Took the rail out for our first competition. Quite a learning experience. I

forget to turn on the air bottle which shifts the tranny. So the first run, which was to be

a moderate run anyway, really was moderate. 11.00 at 130 mph!

I've taken off the alcohol injection I built and installed one of Barry Grants

King Demon RS models with the 995 sleeves. Not having time to dyno I

jetted the carb on the fat side. Ol' Mr Conservative. Boy was it EVER fat.

EGT readings were barely over 1000 degree's in the 5700 foot altitude.

On a well tuned run typically EGT's are in the 1300+ range. sometimes as high

as 1500 degrees depending on the combination. I thought about running the

nitrous, but not getting a decent first run made us opt for a non-nitrous day

and just try to "bracket" ho-hum "race." (I really like heads-up racing)

Second time trial netted us a too rich 8.95 at 150 mph.

First race? A borrowed battery died and the car wouldn't start.

Uug. Bought back into the "second chance" and after charging the battery

we hoped the baby would sail. Then, I thought, hell turn on the nitrous.

Put a 7.99 on the dial, and guess what?

We tested the nitrous switch which is on the carb. It engages at WOT.

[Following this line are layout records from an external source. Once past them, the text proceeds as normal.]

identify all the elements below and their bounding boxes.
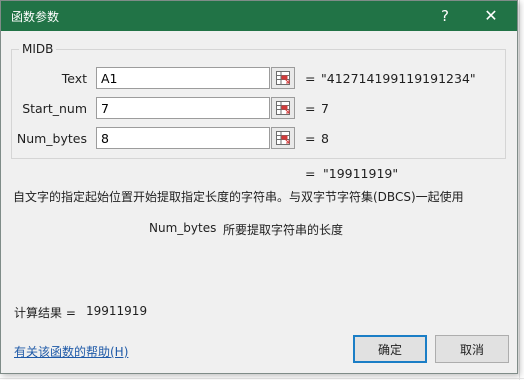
title-bar: 函数参数 ? ✕ bbox=[1, 1, 517, 31]
range-select-icon bbox=[276, 71, 290, 85]
arg-label-num-bytes: Num_bytes bbox=[16, 131, 87, 146]
close-button[interactable]: ✕ bbox=[471, 1, 511, 31]
cancel-button[interactable]: 取消 bbox=[435, 335, 509, 363]
start-num-arg-result: 7 bbox=[321, 101, 329, 116]
text-arg-equals: = bbox=[305, 71, 316, 86]
calc-result-value: 19911919 bbox=[86, 304, 148, 318]
start-num-arg-equals: = bbox=[305, 101, 316, 116]
dialog-title: 函数参数 bbox=[11, 10, 60, 24]
text-arg-input[interactable] bbox=[96, 67, 270, 89]
function-name: MIDB bbox=[19, 42, 57, 56]
range-select-icon bbox=[276, 101, 290, 115]
function-description: 自文字的指定起始位置开始提取指定长度的字符串。与双字节字符集(DBCS)一起使用 bbox=[13, 190, 464, 204]
ok-button[interactable]: 确定 bbox=[353, 335, 427, 363]
start-num-range-select-button[interactable] bbox=[271, 97, 295, 119]
function-result-equals: = bbox=[305, 166, 316, 181]
help-button[interactable]: ? bbox=[425, 1, 465, 31]
num-bytes-arg-result: 8 bbox=[321, 131, 329, 146]
param-description: 所要提取字符串的长度 bbox=[223, 223, 344, 237]
text-arg-result: "412714199119191234" bbox=[321, 71, 476, 86]
calc-result-label: 计算结果 = bbox=[14, 306, 76, 320]
function-arguments-dialog: 函数参数 ? ✕ MIDB Text = "412714199119191234… bbox=[0, 0, 518, 374]
num-bytes-arg-input[interactable] bbox=[96, 127, 270, 149]
start-num-arg-input[interactable] bbox=[96, 97, 270, 119]
text-range-select-button[interactable] bbox=[271, 67, 295, 89]
function-result-value: "19911919" bbox=[323, 166, 399, 181]
num-bytes-range-select-button[interactable] bbox=[271, 127, 295, 149]
range-select-icon bbox=[276, 131, 290, 145]
param-name: Num_bytes bbox=[149, 221, 217, 235]
arg-label-start-num: Start_num bbox=[22, 101, 87, 116]
arg-label-text: Text bbox=[61, 71, 87, 86]
function-help-link[interactable]: 有关该函数的帮助(H) bbox=[14, 343, 128, 360]
num-bytes-arg-equals: = bbox=[305, 131, 316, 146]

Andy had installed a heavy throttle return spring. I mean h-e-a-v-y.

"How heavy was it?"

I was making passes without the throttle wide open. (All day.) The nitrous never came on

and the car went 8.90 at 150 mph again. And I got properly whomped.

Soooo, I learned a few things. I got a little quicker and slicker at

getting suited up and fired up. With a new car and a new combination

we did ok. We've been invited to run with the west coasts Super E group in

Las Vegas June 14th. Anything goes as long as you can run 7.90.

Sounds like my kind of fun. I think we're going. Stay tuned for more results.

BTW: At the Pontiac race today, we were the fastest Pontiac at the track. Again.